One would assume that elected officials would want to make sure they are receiving public input throughout the time a major course of action is being examined. Having verifiable facts, in addition to a range of views for consideration produces better political and economic outcomes. But the town of Elkton creates significant challenges for stakeholders hoping to offer constructive comments for they do not detail what will be considered at workshops.
This evening we checked Elkton’s agenda to see when those meetings are scheduled. There are two (Oct 7 & Oct. 8), but there is nothing to let an interested person know what the commissioners plan to consider during those sessions. That seems like a strange way to do the public’s business so we wondered if that was a normal practice in other municipal governments.

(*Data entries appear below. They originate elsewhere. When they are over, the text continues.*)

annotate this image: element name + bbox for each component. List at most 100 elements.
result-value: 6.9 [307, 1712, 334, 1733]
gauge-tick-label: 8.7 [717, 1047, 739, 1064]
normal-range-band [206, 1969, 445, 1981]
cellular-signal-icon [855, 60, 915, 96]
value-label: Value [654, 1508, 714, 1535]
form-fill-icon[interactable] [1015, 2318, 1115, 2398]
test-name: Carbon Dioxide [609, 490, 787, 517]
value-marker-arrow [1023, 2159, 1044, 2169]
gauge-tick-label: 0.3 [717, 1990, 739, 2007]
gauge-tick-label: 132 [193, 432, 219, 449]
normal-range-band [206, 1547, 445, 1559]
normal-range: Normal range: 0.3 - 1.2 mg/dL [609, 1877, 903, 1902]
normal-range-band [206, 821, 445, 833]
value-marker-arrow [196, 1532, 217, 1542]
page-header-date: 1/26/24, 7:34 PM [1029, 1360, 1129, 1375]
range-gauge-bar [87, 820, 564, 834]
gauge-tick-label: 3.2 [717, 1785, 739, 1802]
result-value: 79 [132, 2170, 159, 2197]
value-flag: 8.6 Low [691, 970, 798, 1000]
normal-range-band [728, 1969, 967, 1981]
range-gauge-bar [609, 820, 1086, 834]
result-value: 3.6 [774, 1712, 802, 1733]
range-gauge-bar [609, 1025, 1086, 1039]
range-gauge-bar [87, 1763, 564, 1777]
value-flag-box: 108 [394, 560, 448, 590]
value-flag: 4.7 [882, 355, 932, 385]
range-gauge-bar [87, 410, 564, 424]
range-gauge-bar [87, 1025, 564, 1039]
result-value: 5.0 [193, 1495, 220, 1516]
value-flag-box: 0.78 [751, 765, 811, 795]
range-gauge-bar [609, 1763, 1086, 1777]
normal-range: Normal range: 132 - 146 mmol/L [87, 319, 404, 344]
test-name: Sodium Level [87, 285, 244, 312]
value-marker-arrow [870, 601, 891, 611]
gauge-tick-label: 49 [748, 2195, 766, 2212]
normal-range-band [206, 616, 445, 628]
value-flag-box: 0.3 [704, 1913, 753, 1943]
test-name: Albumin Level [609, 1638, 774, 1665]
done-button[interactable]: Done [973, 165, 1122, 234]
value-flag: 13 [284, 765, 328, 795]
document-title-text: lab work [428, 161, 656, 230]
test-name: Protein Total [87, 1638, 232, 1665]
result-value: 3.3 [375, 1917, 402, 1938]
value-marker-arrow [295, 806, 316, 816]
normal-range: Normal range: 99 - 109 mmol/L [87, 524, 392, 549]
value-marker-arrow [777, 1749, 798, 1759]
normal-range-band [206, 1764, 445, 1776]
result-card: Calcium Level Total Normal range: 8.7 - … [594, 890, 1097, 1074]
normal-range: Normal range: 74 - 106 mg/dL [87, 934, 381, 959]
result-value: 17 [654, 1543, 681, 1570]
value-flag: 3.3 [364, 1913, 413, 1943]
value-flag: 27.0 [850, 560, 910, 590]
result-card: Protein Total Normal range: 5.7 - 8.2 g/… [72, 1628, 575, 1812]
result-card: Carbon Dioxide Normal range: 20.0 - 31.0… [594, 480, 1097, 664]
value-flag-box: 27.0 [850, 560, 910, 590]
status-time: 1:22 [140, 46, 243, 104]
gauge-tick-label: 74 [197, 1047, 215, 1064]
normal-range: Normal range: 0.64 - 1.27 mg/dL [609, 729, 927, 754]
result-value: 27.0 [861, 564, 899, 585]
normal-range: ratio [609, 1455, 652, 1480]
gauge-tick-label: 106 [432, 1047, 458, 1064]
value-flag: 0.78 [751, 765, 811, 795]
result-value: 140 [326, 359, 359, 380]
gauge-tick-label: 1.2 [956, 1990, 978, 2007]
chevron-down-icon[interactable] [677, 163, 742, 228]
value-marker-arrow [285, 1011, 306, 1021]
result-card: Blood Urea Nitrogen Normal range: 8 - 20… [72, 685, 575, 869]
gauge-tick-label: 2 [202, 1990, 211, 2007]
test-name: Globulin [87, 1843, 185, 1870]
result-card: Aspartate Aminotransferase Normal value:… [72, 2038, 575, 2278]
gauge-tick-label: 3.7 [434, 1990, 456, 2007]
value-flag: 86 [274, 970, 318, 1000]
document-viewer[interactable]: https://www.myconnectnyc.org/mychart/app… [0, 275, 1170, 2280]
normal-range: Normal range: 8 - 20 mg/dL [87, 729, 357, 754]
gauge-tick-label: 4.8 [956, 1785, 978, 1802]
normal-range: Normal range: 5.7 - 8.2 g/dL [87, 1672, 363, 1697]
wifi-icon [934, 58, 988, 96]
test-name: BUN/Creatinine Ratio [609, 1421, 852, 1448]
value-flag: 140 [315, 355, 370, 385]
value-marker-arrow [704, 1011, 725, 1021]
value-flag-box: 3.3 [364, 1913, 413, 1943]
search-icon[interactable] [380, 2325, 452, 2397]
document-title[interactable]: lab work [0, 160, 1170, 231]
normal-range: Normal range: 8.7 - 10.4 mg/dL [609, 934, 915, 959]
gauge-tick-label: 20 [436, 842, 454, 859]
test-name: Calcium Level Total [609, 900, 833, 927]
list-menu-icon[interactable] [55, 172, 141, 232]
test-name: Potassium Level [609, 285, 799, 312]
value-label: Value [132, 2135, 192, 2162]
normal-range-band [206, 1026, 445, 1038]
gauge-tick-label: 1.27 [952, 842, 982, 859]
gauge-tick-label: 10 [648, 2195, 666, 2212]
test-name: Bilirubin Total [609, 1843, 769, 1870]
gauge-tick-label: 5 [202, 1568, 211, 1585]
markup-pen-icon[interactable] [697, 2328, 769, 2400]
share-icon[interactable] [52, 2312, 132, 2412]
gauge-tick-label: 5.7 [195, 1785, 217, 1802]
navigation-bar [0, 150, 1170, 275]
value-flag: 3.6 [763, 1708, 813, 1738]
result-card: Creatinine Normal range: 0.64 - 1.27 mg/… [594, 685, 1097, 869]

To answer that query we surfed over to Chesapeake City’s virtual home on the web. Notice the town of Chesapeake City publishes a comprehensive detailing of items under discussion. They also include time for public input, something Elkton does not do at its workshop. (See images of workshop agenda below.)
Workshops in Elkton are unique for in those elected officials discuss items and determine if there’s support for moving ahead with a straw vote. If there is, it’s brought up at the regular meeting so a formal vote can be entered into the record. The presentation of information, fact-finding, deliberation, negotations and other things citizens would find helpful for understanding the topic, were explored at a session that does not allow for public participation. At the regular meeting, the one time a month when the public is allowed to comment for 5-minutes when everything is over, it’s essentially a done deal. Surely the commissioners know what they’re meeting for don’t they? Why not share that insight to make it easier for the public to montior the deliberations?